Le choix de la traduction résulte en effet de stratégies qui ne sont pas forcément « aussi évidentes qu’elles en ont l’air », comme le dit Hélène Wadowski. « Ce n’est pas une facilité : l’investissement est moins rentable pour un petit tirage, mais c’est une recherche de qualité qui a un coût. La diversification du catalogue est nécessaire, mais le travail de recherche prend beaucoup de temps. » Pour Flammarion, les achats se concentrent sur des romans unitaires, majoritairement anglo-saxons : « Les auteurs ont un savoir-faire pour raconter des histoires, que l’on retrouve dans la production audiovisuelle. Leur rapport à l’écriture est différent, ils fonctionnent très bien sur des idées, et cela permet de rencontrer des thèmes plus variés. »

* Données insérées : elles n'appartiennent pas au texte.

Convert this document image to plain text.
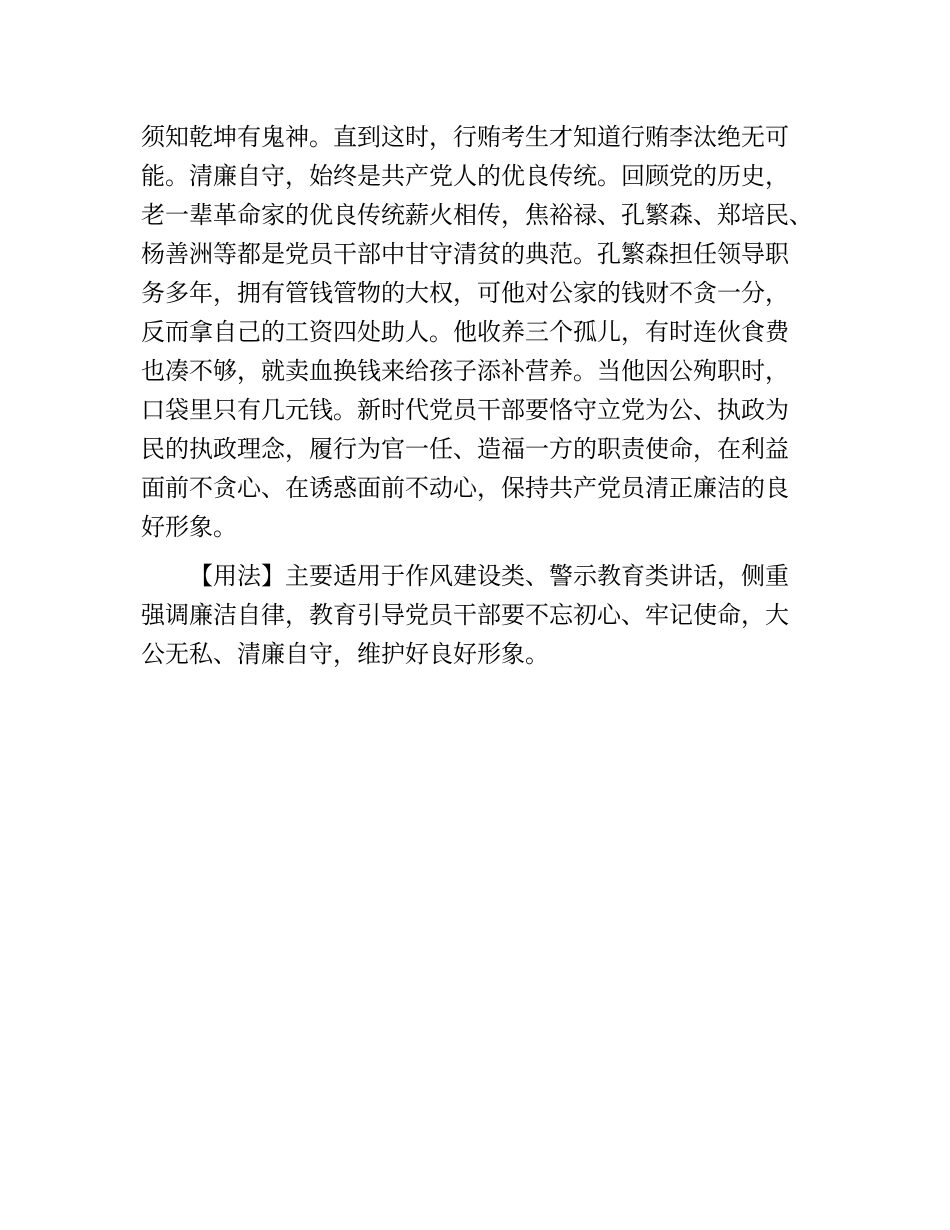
须知乾坤有鬼神。直到这时，行贿考生才知道行贿李汰绝无可
能。清廉自守，始终是共产党人的优良传统。回顾党的历史，
老一辈革命家的优良传统薪火相传，焦裕禄、孔繁森、郑培民、
杨善洲等都是党员干部中甘守清贫的典范。孔繁森担任领导职
务多年，拥有管钱管物的大权，可他对公家的钱财不贪一分，
反而拿自己的工资四处助人。他收养三个孤儿，有时连伙食费
也凑不够，就卖血换钱来给孩子添补营养。当他因公殉职时，
口袋里只有几元钱。新时代党员干部要恪守立党为公、执政为
民的执政理念，履行为官一任、造福一方的职责使命，在利益
面前不贪心、在诱惑面前不动心，保持共产党员清正廉洁的良
好形象。
【用法】主要适用于作风建设类、警示教育类讲话，侧重
强调廉洁自律，教育引导党员干部要不忘初心、牢记使命，大
公无私、清廉自守，维护好良好形象。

Jean-Louis Hocq, Solar : « A moyen terme, c’est moins rentable que de créer : les droits de réexploitation ne sont pas compris. »- Photo OLIVIER DION

 

 

Vers l’Orient.

Chez Mango Jeunesse, Christophe Savouré s’est tourné vers l’Orient : « Les Coréens et les Japonais deviennent des pourvoyeurs importants. Leur travail graphique correspond à un goût qui s’est développé en France depuis plusieurs années maintenant. Nous fonctionnons surtout au coup de cœur pour le travail d’un illustrateur. Néanmoins, il nous arrive d’acheter les droits pour une collection, comme "Nature en vue", que nous avons découverte chez un éditeur coréen. L’énorme travail iconographique n’aurait pu être réalisé pour un prix d’achat raisonnable en création. De même, pour un livre jeunesse de fabrication complexe, un packager, qui le tirera aussi bien pour nous que pour les marchés allemands, italiens et j’en passe, a un coût de fabrication divisé par autant, et nous évite de le répercuter en librairie. »

 

Cet aspect financier est davantage présent dans le rayon pratique. « Quand nous proposons un livre de référence en jardinage qui couvre toute l’année, l’iconographie est énorme. Comment voulez-vous que nous proposions la même chose en création ? Cela reviendrait beaucoup plus cher à produire, et donc à acheter pour le lecteur », s’exclame Catherine Saunier-Talec. Dans un secteur très influencé par les modes, le recours à l’achat est aussi une façon de se positionner rapidement sur le marché : « Les délais de publication se trouvent divisés par deux », mesure Christophe Savouré. Cependant, la facilité financière est, elle aussi, à nuancer, si l’on en croit Jean-Louis Hocq : « A moyen terme, c’est moins rentable que de créer : les droits de réexploitation ne sont pas compris, et il est plus difficile, dans le cas d’un contrat avec un packager, de réajuster le tir en amont de la publication, notamment au niveau du tirage. Ce qui fait qu’on peut se retrouver avec des stocks sur les bras… »

Et puis, les éditeurs ne croient pas vraiment à la disparition totale des frontières. Aussi bien en jeunesse qu’en pratique, la mondialisation reste relative. « Quand un livre est destiné à être publié dans toutes les langues, comme c’est le cas avec les packagers, il y a, malgré la qualité, une sorte d’uniformisation des goûts, que les libraires comme les clients identifient très vite et qui n’est pas attrayante : il y manque un certain point de vue d’auteur », analyse Eric Sulpice. Ce qui n’empêche pas une « universalisation des goûts », selon Catherine Saunier-Talec, qui ajoute que « pour les vins ou la chasse, on ne recourt pas à la traduction. Nous sommes attendus par notre public français ». Comme le note Christophe Savouré à propos des livres de cuisine anglais, très traduits partout, « si cela marche pour les salades, ce n’est pas forcément le cas pour les pâtisseries ». Pour Jean-Louis Hocq, « un double phénomène est à l’œuvre : il y a un retour à la tradition culinaire nationale, mais il s’accompagne d’une ouverture aux gastronomies d’ailleurs ». Ce que retrouve Christophe Savouré en jeunesse : « La génération des années 2000 est indubitablement plus cosmopolite que les précédentes. Mais cela nous ouvre des portes : c’est le cas en France, mais aussi dans le reste du monde. » Plus de traductions, peut-être, mais dans les deux sens.